The goal of mskcc.oncotree is to facilitate access to the OncoTree API.
The OncoTree is an open-source ontology that was developed at Memorial Sloan Kettering Cancer Center (MSK) for standardizing cancer type diagnosis from a clinical perspective by assigning each diagnosis a unique OncoTree code.

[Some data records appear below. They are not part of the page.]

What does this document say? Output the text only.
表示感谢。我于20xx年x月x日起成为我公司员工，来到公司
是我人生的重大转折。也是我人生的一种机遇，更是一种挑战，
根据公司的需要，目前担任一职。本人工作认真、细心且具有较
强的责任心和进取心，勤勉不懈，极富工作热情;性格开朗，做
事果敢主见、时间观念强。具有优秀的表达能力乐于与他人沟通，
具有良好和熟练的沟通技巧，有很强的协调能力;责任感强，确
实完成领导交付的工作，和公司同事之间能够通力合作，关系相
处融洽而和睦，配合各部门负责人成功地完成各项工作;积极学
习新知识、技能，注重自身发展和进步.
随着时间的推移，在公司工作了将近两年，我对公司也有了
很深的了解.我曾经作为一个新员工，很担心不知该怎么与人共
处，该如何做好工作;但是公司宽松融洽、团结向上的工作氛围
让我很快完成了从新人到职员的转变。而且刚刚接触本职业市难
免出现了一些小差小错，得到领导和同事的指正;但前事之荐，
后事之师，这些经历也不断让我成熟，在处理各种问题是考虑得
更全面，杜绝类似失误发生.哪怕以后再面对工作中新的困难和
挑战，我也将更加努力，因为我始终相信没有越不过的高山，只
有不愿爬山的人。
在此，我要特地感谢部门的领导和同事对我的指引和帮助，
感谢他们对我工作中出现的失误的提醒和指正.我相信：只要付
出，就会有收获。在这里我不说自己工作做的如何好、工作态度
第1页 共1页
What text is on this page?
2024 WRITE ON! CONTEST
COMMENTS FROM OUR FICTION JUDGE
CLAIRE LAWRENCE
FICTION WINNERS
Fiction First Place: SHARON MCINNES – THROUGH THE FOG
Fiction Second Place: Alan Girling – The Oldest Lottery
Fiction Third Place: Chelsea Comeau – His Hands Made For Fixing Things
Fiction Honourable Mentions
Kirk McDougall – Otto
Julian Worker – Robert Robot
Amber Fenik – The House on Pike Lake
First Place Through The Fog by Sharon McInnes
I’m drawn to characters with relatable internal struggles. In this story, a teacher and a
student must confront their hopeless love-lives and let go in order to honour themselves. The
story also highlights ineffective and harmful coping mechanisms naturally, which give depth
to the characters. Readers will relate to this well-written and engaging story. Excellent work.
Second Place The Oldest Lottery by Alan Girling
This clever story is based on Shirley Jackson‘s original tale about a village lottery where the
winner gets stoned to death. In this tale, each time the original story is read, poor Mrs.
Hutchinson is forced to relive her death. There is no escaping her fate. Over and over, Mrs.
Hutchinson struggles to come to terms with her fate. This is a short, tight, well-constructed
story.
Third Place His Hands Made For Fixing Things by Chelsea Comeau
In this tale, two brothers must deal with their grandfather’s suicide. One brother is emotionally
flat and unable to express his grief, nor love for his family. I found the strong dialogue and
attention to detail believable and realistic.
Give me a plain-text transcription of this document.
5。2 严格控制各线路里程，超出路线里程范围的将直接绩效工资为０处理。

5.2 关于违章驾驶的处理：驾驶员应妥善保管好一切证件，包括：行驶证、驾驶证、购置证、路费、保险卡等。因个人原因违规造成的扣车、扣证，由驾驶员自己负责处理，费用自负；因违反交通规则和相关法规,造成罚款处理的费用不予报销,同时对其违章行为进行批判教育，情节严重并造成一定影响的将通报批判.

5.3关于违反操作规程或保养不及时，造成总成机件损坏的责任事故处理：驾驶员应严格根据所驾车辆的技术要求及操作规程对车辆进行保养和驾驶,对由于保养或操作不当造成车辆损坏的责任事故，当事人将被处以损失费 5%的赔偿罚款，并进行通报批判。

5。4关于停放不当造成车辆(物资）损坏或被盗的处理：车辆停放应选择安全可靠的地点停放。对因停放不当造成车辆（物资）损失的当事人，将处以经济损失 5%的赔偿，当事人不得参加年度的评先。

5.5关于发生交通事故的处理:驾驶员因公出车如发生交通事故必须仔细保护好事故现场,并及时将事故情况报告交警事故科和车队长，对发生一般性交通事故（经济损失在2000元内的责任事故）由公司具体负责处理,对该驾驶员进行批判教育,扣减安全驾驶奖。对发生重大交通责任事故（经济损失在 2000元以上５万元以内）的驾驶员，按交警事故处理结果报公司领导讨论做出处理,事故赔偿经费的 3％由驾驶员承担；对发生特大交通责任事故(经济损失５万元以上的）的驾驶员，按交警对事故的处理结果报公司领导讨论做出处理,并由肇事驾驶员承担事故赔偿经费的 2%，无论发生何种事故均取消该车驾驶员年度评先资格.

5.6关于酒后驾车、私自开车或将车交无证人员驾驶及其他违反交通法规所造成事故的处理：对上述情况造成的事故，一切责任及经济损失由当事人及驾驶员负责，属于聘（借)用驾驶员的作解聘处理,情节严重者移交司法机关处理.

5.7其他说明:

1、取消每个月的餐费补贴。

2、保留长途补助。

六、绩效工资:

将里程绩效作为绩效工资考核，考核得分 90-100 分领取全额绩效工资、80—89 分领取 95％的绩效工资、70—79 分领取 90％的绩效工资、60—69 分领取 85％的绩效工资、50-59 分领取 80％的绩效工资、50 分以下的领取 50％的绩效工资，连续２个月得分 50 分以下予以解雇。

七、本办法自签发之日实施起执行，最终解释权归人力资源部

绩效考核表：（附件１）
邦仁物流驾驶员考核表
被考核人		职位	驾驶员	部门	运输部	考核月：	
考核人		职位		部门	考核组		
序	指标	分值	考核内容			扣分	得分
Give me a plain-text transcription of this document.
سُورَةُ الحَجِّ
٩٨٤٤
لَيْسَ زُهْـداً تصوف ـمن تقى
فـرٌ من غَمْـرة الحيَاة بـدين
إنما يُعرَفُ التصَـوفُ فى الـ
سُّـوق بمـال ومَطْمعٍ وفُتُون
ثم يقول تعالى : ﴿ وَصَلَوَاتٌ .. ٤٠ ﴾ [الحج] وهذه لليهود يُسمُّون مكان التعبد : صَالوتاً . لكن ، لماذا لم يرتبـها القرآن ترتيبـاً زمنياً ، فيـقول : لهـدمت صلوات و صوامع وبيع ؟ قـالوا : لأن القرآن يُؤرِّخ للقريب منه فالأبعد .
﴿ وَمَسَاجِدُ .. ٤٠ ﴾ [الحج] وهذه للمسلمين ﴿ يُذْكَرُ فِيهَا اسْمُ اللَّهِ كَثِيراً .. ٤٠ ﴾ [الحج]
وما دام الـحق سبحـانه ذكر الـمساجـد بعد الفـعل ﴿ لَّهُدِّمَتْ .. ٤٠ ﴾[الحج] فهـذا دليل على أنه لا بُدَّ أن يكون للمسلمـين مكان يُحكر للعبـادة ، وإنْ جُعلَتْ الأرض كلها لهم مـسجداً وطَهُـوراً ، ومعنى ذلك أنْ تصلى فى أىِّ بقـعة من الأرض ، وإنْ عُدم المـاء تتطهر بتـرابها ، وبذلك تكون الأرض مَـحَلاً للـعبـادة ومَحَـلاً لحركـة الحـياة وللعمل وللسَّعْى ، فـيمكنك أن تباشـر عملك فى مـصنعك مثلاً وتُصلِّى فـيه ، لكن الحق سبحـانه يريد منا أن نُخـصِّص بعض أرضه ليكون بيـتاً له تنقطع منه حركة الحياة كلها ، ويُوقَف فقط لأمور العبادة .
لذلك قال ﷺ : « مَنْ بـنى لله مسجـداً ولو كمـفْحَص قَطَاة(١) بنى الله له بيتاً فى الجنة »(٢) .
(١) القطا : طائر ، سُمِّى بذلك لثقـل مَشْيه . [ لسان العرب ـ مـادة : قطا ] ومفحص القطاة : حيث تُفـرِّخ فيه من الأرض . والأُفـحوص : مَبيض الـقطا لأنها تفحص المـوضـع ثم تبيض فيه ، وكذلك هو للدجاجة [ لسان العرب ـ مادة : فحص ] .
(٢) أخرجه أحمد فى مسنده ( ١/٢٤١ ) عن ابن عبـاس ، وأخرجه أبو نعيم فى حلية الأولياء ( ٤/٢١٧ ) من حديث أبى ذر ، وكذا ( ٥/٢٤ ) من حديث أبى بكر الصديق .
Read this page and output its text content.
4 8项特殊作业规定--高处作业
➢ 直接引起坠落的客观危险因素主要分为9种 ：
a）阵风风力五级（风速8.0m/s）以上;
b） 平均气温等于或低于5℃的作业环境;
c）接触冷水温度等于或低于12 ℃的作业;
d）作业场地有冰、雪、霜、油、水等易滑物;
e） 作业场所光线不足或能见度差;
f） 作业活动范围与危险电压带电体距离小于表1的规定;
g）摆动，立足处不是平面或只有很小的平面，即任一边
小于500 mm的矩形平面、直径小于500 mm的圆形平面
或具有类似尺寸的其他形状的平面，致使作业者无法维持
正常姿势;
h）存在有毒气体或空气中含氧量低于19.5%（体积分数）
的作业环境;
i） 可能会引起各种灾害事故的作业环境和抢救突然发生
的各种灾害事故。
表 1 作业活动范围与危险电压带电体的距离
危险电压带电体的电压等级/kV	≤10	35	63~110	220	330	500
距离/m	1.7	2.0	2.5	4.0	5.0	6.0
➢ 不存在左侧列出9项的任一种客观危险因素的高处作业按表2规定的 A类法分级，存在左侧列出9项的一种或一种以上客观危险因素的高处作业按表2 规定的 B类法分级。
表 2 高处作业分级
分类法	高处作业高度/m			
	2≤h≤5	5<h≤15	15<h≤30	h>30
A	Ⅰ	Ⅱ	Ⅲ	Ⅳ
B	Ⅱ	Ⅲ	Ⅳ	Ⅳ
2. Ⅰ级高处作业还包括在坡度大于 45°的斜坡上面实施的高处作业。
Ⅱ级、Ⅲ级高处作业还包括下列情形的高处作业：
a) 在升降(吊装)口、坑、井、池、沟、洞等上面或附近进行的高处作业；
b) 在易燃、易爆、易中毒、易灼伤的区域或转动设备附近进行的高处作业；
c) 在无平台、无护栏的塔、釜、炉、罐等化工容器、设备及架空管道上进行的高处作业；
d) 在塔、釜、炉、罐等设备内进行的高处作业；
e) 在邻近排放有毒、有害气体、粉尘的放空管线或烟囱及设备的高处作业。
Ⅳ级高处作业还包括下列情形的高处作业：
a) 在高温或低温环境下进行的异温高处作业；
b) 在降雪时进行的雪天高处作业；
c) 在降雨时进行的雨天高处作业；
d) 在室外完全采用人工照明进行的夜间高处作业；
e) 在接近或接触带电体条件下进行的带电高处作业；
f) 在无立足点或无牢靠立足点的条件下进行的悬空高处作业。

Currently, the functionality provided is the retrieval of tumor types and the mapping of tumor type codes across a few tumor type classification systems.
Installation
Install mskcc.oncotree from CRAN:
install.packages("mskcc.oncotree")
You can install the development version of mskcc.oncotree with:
# install.packages("remotes")
remotes::install_github("maialab/mskcc.oncotree")
OncoTree tumor types
Get the tumor types defined by OncoTree in their latest release:
library(mskcc.oncotree)
(tumor_types <- get_tumor_types())
#> # A tibble: 885 × 13
#> oncotree_version oncotree_code oncotree_name oncotree_main_t… tissue level
#> <chr> <chr> <chr> <chr> <chr> <int>
#> 1 oncotree_latest_… MMB Medullomyoblas… Embryonal Tumor CNS/B… 3
#> 2 oncotree_latest_… GCB Germinal Cente… Mature B-Cell N… Lymph… 6
#> 3 oncotree_latest_… SBLU Splenic B-Cell… Mature B-Cell N… Lymph… 5
#> 4 oncotree_latest_… OHNCA Head and Neck … Head and Neck C… Head … 2
#> 5 oncotree_latest_… PAOS Parosteal Oste… Bone Cancer Bone 3
#> 6 oncotree_latest_… TMDS Therapy-Relate… Leukemia Myelo… 5
#> 7 oncotree_latest_… ARMS Alveolar Rhabd… Soft Tissue Sar… Soft … 3
#> 8 oncotree_latest_… SCST Sex Cord Strom… Sex Cord Stroma… Ovary… 2
#> 9 oncotree_latest_… ITLPDGI Indolent T-Cel… Mature T and NK… Lymph… 5
#> 10 oncotree_latest_… MBC Metaplastic Br… Breast Cancer Breast 2
#> # … with 875 more rows, and 7 more variables: parent <chr>, umls_code <list>,
#> # nci_code <list>, history <list>, revocations <list>, precursors <list>,
#> # color <chr>
The mapping to the corresponding tumor type identifier(s) in the Unified Medical Language System (UMLS) and in the National Cancer Institute (NCI) Thesaurus classification systems is provided in columns umls_code
and nci_code
.
tumor_types[c('oncotree_code', 'umls_code', 'nci_code')]
#> # A tibble: 885 × 3
#> oncotree_code umls_code nci_code
#> <chr> <list> <list>
#> 1 MMB <chr [1]> <chr [1]>
#> 2 GCB <NULL> <NULL>
#> 3 SBLU <NULL> <NULL>
#> 4 OHNCA <NULL> <NULL>
#> 5 PAOS <chr [1]> <chr [1]>
#> 6 TMDS <NULL> <NULL>
#> 7 ARMS <chr [1]> <chr [1]>
#> 8 SCST <chr [1]> <chr [1]>
#> 9 ITLPDGI <NULL> <NULL>
#> 10 MBC <chr [1]> <chr [1]>
#> # … with 875 more rows
umls_code
and nci_code
are list-columns because the mapping can be one-to-many.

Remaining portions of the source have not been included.